Estaba cansado y agotado y quería irse a la cama y simplemente descansar.
Había ido con su subjefe y la reunión había durado tres horas completas, pero ya habían terminado y Ricci estaba de vuelta en Sicilia.
Tan pronto como entró en la sala a través de la entrada principal, se dirigió al comedor y cenó.
Eran aproximadamente las nueve de la noche.
La casa estaba tranquila y la mayoría de los sirvientes domésticos se habían ido a dormir.
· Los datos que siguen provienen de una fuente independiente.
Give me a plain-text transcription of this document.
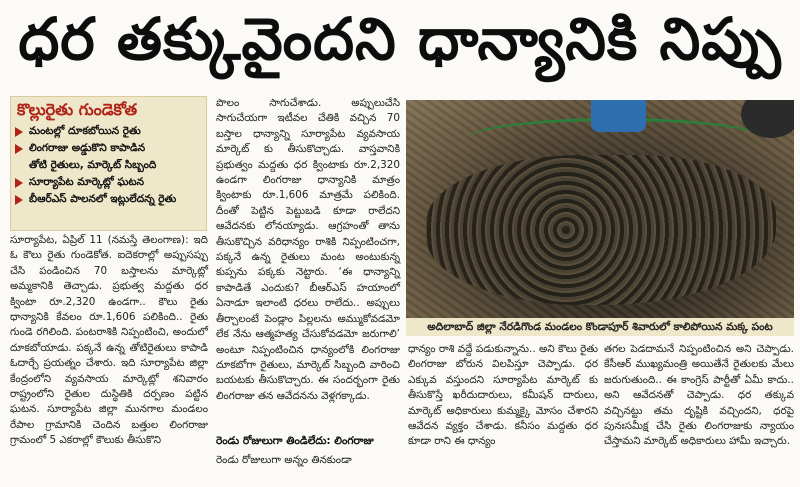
ధర తక్కువైందని ధాన్యానికి నిప్పు
కొల్లురైతు గుండెకోత
మంటల్లో దూకబోయిన రైతు
లింగరాజు అడ్డుకొని కాపాడిన
తోటి రైతులు, మార్కెట్ సిబ్బంది
సూర్యాపేట మార్కెట్లో ఘటన
బీఆర్ఎస్ పాలనలో ఇట్లులేదన్న రైతు

సూర్యాపేట, ఏప్రిల్ 11 (నమస్తే తెలంగాణ): ఇది ఓ కౌలు రైతు గుండెకోత. ఐదెకరాల్లో అప్పుసప్పు చేసి పండించిన 70 బస్తాలను మార్కెట్లో అమ్మకానికి తెచ్చాడు. ప్రభుత్వ మద్దతు ధర క్వింటా రూ.2,320 ఉండగా.. కౌలు రైతు ధాన్యానికి కేవలం రూ.1,606 పలికింది.. రైతు గుండె రగిలింది. పంటరాశికి నిప్పంటించి, అందులో దూకబోయాడు. పక్కనే ఉన్న తోటిరైతులు కాపాడి ఓదార్చే ప్రయత్నం చేశారు. ఇది సూర్యాపేట జిల్లా కేంద్రంలోని వ్యవసాయ మార్కెట్లో శనివారం రాష్ట్రంలోని రైతుల దుస్థితికి దర్పణం పట్టిన ఘటన. సూర్యాపేట జిల్లా మునగాల మండలం రేపాల గ్రామానికి చెందిన బత్తుల లింగరాజు గ్రామంలో 5 ఎకరాల్లో కౌలుకు తీసుకొని

పొలం సాగుచేశాడు. అప్పులుచేసి సాగుచేయగా ఇటీవల చేతికి వచ్చిన 70 బస్తాల ధాన్యాన్ని సూర్యాపేట వ్యవసాయ మార్కెట్ కు తీసుకొచ్చాడు. వాస్తవానికి ప్రభుత్వం మద్దతు ధర క్వింటాకు రూ.2,320 ఉండగా లింగరాజు ధాన్యానికి మాత్రం క్వింటాకు రూ.1,606 మాత్రమే పలికింది. దీంతో పెట్టిన పెట్టుబడి కూడా రాలేదని ఆవేదనకు లోనయ్యాడు. ఆగ్రహంతో తాను తీసుకొచ్చిన వరిధాన్యం రాశికి నిప్పంటించగా, పక్కనే ఉన్న రైతులు మంట అంటుకున్న కుప్పను పక్కకు నెట్టారు. ‘ఈ ధాన్యాన్ని కాపాడితే ఎందుకు? బీఆర్ఎస్ హయాంలో ఏనాడూ ఇలాంటి ధరలు రాలేదు.. అప్పులు తీర్చాలంటే పెండ్లాం పిల్లలను అమ్ముకోవడమో లేక నేను ఆత్మహత్య చేసుకోవడమో జరుగాలి’ అంటూ నిప్పంటించిన ధాన్యంలోకి లింగరాజు దూకబోగా రైతులు, మార్కెట్ సిబ్బంది వారించి బయటకు తీసుకొచ్చారు. ఈ సందర్భంగా రైతు లింగరాజు తన ఆవేదనను వెళ్లగక్కాడు.

రెండు రోజులుగా తిండిలేదు: లింగరాజు

రెండు రోజులుగా అన్నం తినకుండా

అదిలాబాద్ జిల్లా నేరడిగొండ మండలం కొండాపూర్ శివారులో కాలిపోయిన మక్క పంట

ధాన్యం రాశి వద్దే పడుకున్నాను.. అని కౌలు రైతు లింగరాజు బోరున విలపిస్తూ చెప్పాడు. ధర ఎక్కువ వస్తుందని సూర్యాపేట మార్కెట్ కు తీసుకొస్తే ఖరీదుదారులు, కమీషన్ దారులు, మార్కెట్ అధికారులు కుమ్మక్కై మోసం చేశారని ఆవేదన వ్యక్తం చేశాడు. కనీసం మద్దతు ధర కూడా రాని ఈ ధాన్యం

తగల పెడదామనే నిప్పంటించిన అని చెప్పాడు. కేసీఆర్ ముఖ్యమంత్రి అయితేనే రైతులకు మేలు జరుగుతుంది.. ఈ కాంగ్రెస్ పార్టీతో ఏమీ కాదు.. అని ఆవేదనతో చెప్పాడు. ధర తక్కువ వచ్చినట్టు తమ దృష్టికి వచ్చిందని, ధరపై పునఃసమీక్ష చేసి రైతు లింగరాజుకు న్యాయం చేస్తామని మార్కెట్ అధికారులు హామీ ఇచ్చారు.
Ricci se sentó solo en la mesa y eso parecía solo recordarle los tiempos en que solía compartir esta mesa con su esposa.
Ahora, no le importaba en qué parte de la casa estaba ella; si es que estaba dentro de la casa.
Estaba molesto con ella por muchas razones y parecía que estas razones eran lo suficientemente importantes como para hacerle modificar su comportamiento hacia ella.
Quería ser peor; más distante.
Quería ser simplemente cruel, y sin embargo se encontraba limitado.
Había ciertos límites que no quería cruzar con ella, simplemente porque le dolería lastimarla.
Era sorprendente cuánto había cambiado desde que se casó con Siena.
De cierta manera, quería que ella sintiera dolor; sintiera el dolor que le estaba haciendo pasar y por eso era necesario ser amargo; ser punitivo.
Era necesario odiarla y, sin embargo, la amaba.
El amor de ellos era uno que lo dejaba sin sentido.
Nunca había deseado a una mujer tan desesperadamente como deseaba a Siena; nunca había ansiado la atención de una mujer como ansiaba la de Siena.
Castigaría a cualquiera que lo molestara con vehemencia, pero Siena…
Siena era intocable cuando se trataba de él.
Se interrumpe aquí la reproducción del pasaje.